De même, malgré un écart de qualité de signature, le rendement à 10 ans français a flirté avec celui de l’Espagne et du Portugal.
Les « spreads de crédit », soit l’écart de rendements attendus envers les dettes d’entreprises, n’ont pas été épargnés, notamment pour les entreprises les plus exposées à la France et à l’Italie, avec la large progression de l’indice iTraxx Crossover, panier de couvertures de défauts, qui s’est envolé de 42 points de base sur la semaine suivant la dissolution pour s’établir à 337.
Les marchés actions n’ont pas été épargnés Le CAC 40 a abandonné au global 6,4 % sur le mois de juin, effaçant tous ses gains de l’année.
Ce que disent les expériences étrangères
Au-delà des réactions à chaud, les expériences étrangères montrent que l’impact d’élections majeures peut engendrer des réponses variées de la part des marchés financiers.
En Inde, la réélection pour un 3ème mandat de Narendra Modi était largement anticipée. Pour autant, la réduction de sa majorité au Congrès limitera sa capacité à modifier
la constitution et à accentuer la pression sur les minorités religieuses.
Sa victoire, moins large qu’anticipé, a tout d’abord fait reculer de 6 % les indices actions pour un impact final très faible.

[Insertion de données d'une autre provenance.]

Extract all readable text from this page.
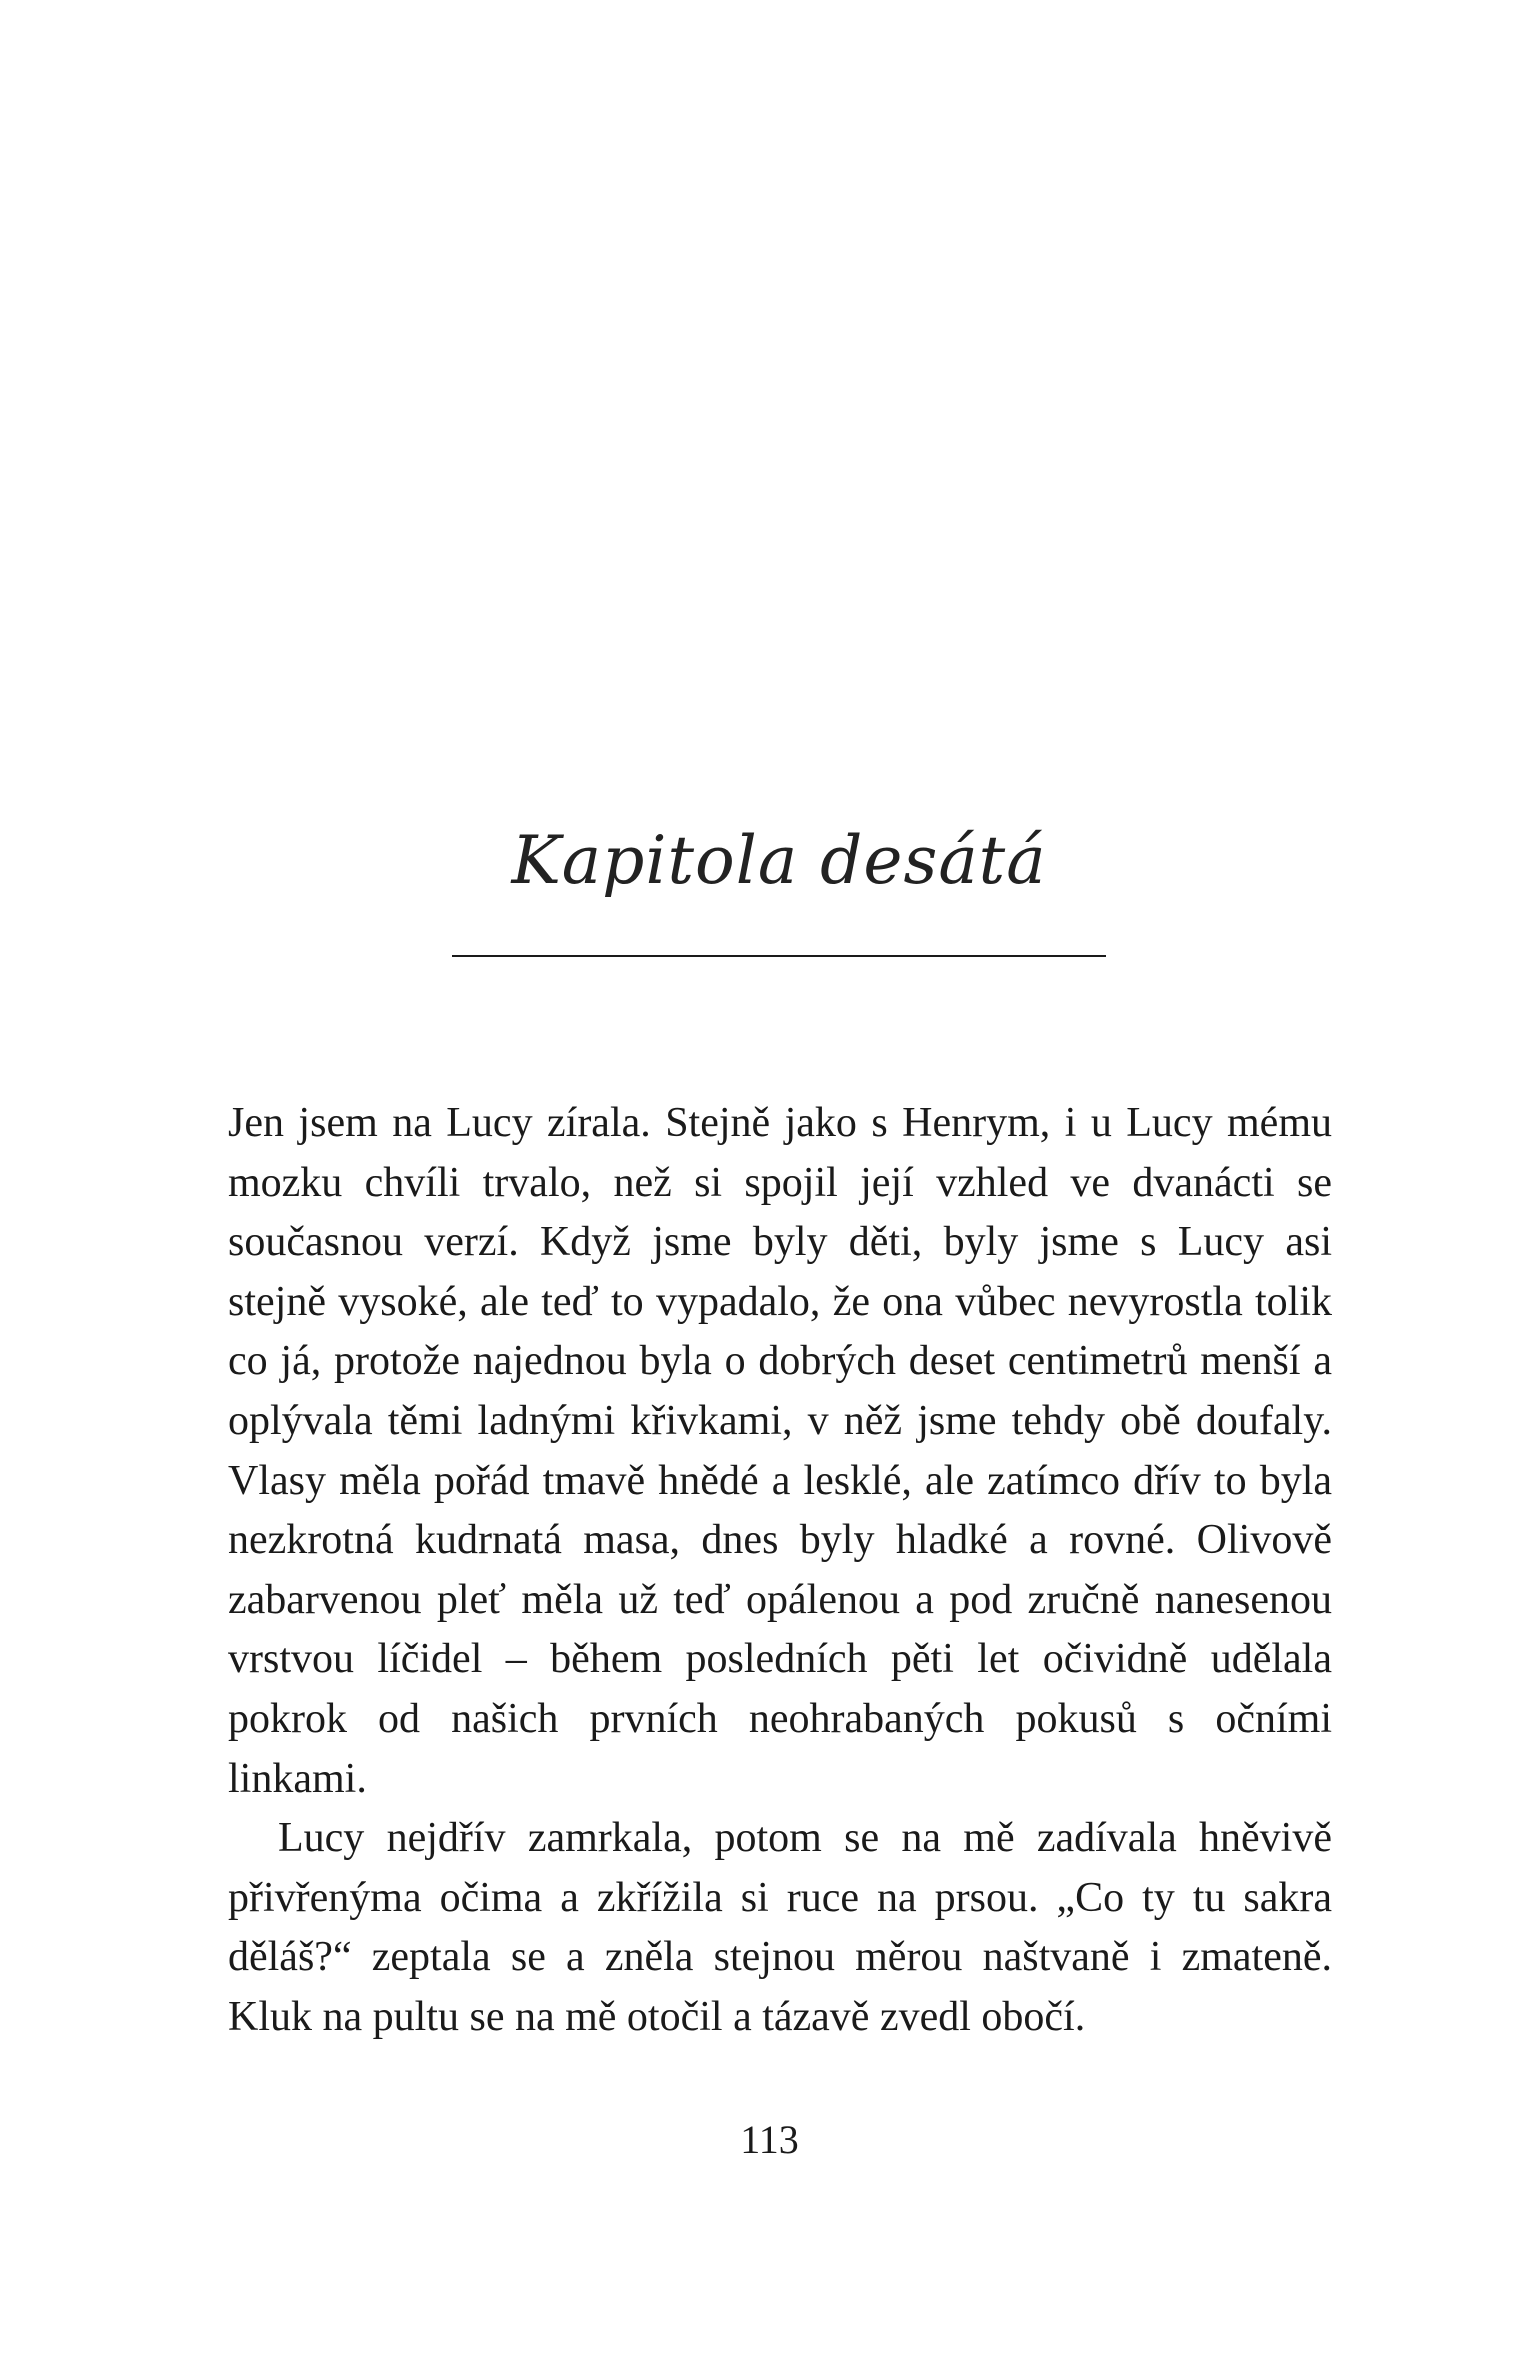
Kapitola desátá

Jen jsem na Lucy zírala. Stejně jako s Henrym, i u Lucy mému mozku chvíli trvalo, než si spojil její vzhled ve dvanácti se současnou verzí. Když jsme byly děti, byly jsme s Lucy asi stejně vysoké, ale teď to vypadalo, že ona vůbec nevyrostla tolik co já, protože najednou byla o dobrých deset centimetrů menší a oplývala těmi ladnými křivkami, v něž jsme tehdy obě doufaly. Vlasy měla pořád tmavě hnědé a lesklé, ale zatímco dřív to byla nezkrotná kudrnatá masa, dnes byly hladké a rovné. Olivově zabarvenou pleť měla už teď opálenou a pod zručně nanesenou vrstvou líčidel – během posledních pěti let očividně udělala pokrok od našich prvních neohrabaných pokusů s očními linkami.

Lucy nejdřív zamrkala, potom se na mě zadívala hněvivě přivřenýma očima a zkřížila si ruce na prsou. „Co ty tu sakra děláš?“ zeptala se a zněla stejnou měrou naštvaně i zmateně. Kluk na pultu se na mě otočil a tázavě zvedl obočí.

113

Les actions indiennes progressent pourtant en 2024 de 11,60 %.
Au Mexique, l’élection plutôt inattendue de Claudia Sheinbaum, la candidate de gauche, comme première présidente du pays a été moins bien accueillie par les marchés.
L’indice actions a perdu plus de 7 % en devises locales après l’élection de début juin et n’a toujours pas redressé la barre.
L’affaiblissement de la devise accentue par ailleurs les pertes pour un investisseur étranger, entraînant une diminution de près de 15 % du MSCI Mexico en USD.
Des incertitudes franco-françaises
Sur le Vieux Continent, les élections françaises n’ont à ce jour pas remis en question l’équilibre des forces au Parlement européen.
Ursula von der Leyen a été réélue à la tête de la Commission européenne.
L’impact de la dissolution décidée par Emmanuel Macron demeure une préoccupation largement franco-française.
L’EuroStoxx50 a ainsi fini le mois de juin sur un repli de seulement 1,8 % contre pratiquement 7 % pour la bourse de Paris.
Le S&P 500 a pour sa part profité d’un effet d’arbitrage naturel et a progressé de 3,4 %.
La semaine du 17 juin, les fonds technologiques américains ont eux enregistré un afflux record de 9 milliards de dollars.
Pour les épargnants français, une vigilance particulière sera à observer concernant la composition du futur gouvernement et les grandes orientations de sa politique économique du pays dans les mois à venir.
Les institutions financières internationales, comme le FMI et les agences de notation telles que Standard & Poor’s, pourraient émettre des avertissements sérieux, augmentant la pression sur l’économie française…
Les marchés financiers anticipent une période de troubles pour la France.
À ce jour, le scénario privilégié est l’absence de majorité à l’Assemblée nationale, avec à la clé la difficulté de définir un nouveau budget attendu pour le 1er novembre et une nouvelle dissolution possible dans un an…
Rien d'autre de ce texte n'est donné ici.